Литмир - Электронная Библиотека
A
A

Однако кто такой Гюнтер, отцы города знают, а кто такой я — не совсем. Ко мне склоняется молодой прихвостень по культуре с уже отпечатанным на принтере протоколом в руках: в смысле какая у меня должность, как объявить. Я читаю у него через плечо: Олег Битов. Сколько можно! Сколько будет доставать меня эта история с бегством брата, которую знает каждый бывший комсомолец и чекист! Грасс знает именно Андрея, а не Олега. На моих глазах чиновник тщательно вычеркивает имя Олег и надписывает над ним Андрей. Я сообщаю ему самое знатное свое звание: академик и президент. Мы выступаем.

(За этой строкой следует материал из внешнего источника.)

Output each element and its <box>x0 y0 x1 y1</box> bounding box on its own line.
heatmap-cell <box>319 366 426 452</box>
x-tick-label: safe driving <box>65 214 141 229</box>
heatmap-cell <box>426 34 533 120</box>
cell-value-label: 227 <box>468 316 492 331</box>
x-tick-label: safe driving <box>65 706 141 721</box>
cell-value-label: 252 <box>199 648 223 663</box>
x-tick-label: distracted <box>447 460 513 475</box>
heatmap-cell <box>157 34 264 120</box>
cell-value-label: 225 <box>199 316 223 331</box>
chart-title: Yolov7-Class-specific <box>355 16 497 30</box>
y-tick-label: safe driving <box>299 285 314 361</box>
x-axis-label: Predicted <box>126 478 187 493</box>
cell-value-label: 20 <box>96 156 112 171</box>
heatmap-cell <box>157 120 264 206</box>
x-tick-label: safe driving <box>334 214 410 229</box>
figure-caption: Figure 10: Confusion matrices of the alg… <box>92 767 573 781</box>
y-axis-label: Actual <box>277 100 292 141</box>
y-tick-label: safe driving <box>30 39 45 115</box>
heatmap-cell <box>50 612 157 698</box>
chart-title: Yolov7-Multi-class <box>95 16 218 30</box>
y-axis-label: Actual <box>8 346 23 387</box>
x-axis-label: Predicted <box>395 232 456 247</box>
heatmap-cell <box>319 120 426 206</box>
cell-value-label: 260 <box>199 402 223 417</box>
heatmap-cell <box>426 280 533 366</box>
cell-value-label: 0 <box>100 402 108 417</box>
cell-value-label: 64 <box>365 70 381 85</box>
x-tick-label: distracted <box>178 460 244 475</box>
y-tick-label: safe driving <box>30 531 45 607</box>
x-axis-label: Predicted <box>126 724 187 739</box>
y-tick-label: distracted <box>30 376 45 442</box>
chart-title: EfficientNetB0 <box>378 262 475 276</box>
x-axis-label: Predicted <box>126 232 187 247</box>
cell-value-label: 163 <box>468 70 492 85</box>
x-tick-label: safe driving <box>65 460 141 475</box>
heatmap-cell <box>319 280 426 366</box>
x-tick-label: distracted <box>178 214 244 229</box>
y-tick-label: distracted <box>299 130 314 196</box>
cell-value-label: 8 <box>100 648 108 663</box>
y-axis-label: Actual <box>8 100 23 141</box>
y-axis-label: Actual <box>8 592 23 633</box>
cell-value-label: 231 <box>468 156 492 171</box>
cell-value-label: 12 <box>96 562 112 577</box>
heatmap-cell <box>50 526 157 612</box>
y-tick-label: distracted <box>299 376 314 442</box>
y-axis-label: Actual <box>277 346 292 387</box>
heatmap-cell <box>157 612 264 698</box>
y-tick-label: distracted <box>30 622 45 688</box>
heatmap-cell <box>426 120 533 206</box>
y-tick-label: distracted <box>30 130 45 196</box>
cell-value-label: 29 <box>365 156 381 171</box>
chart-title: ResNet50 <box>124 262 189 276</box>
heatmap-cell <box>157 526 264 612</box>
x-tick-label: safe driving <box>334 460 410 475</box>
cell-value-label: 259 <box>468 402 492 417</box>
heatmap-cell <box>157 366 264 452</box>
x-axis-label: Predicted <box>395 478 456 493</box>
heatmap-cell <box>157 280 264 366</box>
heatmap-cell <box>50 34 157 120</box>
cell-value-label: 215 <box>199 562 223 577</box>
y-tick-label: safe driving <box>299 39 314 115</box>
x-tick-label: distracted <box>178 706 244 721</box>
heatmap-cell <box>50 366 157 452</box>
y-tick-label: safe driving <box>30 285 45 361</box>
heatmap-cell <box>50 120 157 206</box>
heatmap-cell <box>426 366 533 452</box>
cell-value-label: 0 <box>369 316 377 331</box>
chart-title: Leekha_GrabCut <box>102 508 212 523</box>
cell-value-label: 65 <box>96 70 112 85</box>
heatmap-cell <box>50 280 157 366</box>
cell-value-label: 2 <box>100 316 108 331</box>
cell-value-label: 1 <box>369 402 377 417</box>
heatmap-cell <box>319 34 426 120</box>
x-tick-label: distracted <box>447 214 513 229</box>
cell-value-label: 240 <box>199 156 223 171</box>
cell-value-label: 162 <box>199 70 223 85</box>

Мы говорим, и я понимаю, в чем дело. Напротив камушка милое деревянное строение, бывшая гостиница, в которой Томас Манн, приехав сюда отдохнуть с семьей, написал (вот воркаголик!) повесть “Марио и волшебник”, предвосхитившую зарождение фашизма. А также понимаю я и геополитический аспект: домик Томаса Манна расположен в литовской части Куршской косы... а у нас что, своего Томаса Манна, что ли, не было! Закрепление анклава.

Я свое сказал, с треском-блеском, потому что не знал, про что (надо бы повесть по возвращении прочесть), никто и не понял. Хотелось скорее выпить и закусить, но я достался прессе (им было не пробиться к Гюнтеру) и сокровенным моим читателям, робевшим перед лауреатом, но не передо мною. И пока я вещал, ожидая фуршета, один даже откололся от свиты Гюнтера (как я думал, его переводчик) и подсел на лавочку ко мне, особенно ласково и преданно прильнув, вроде как мы друг друга давно знаем.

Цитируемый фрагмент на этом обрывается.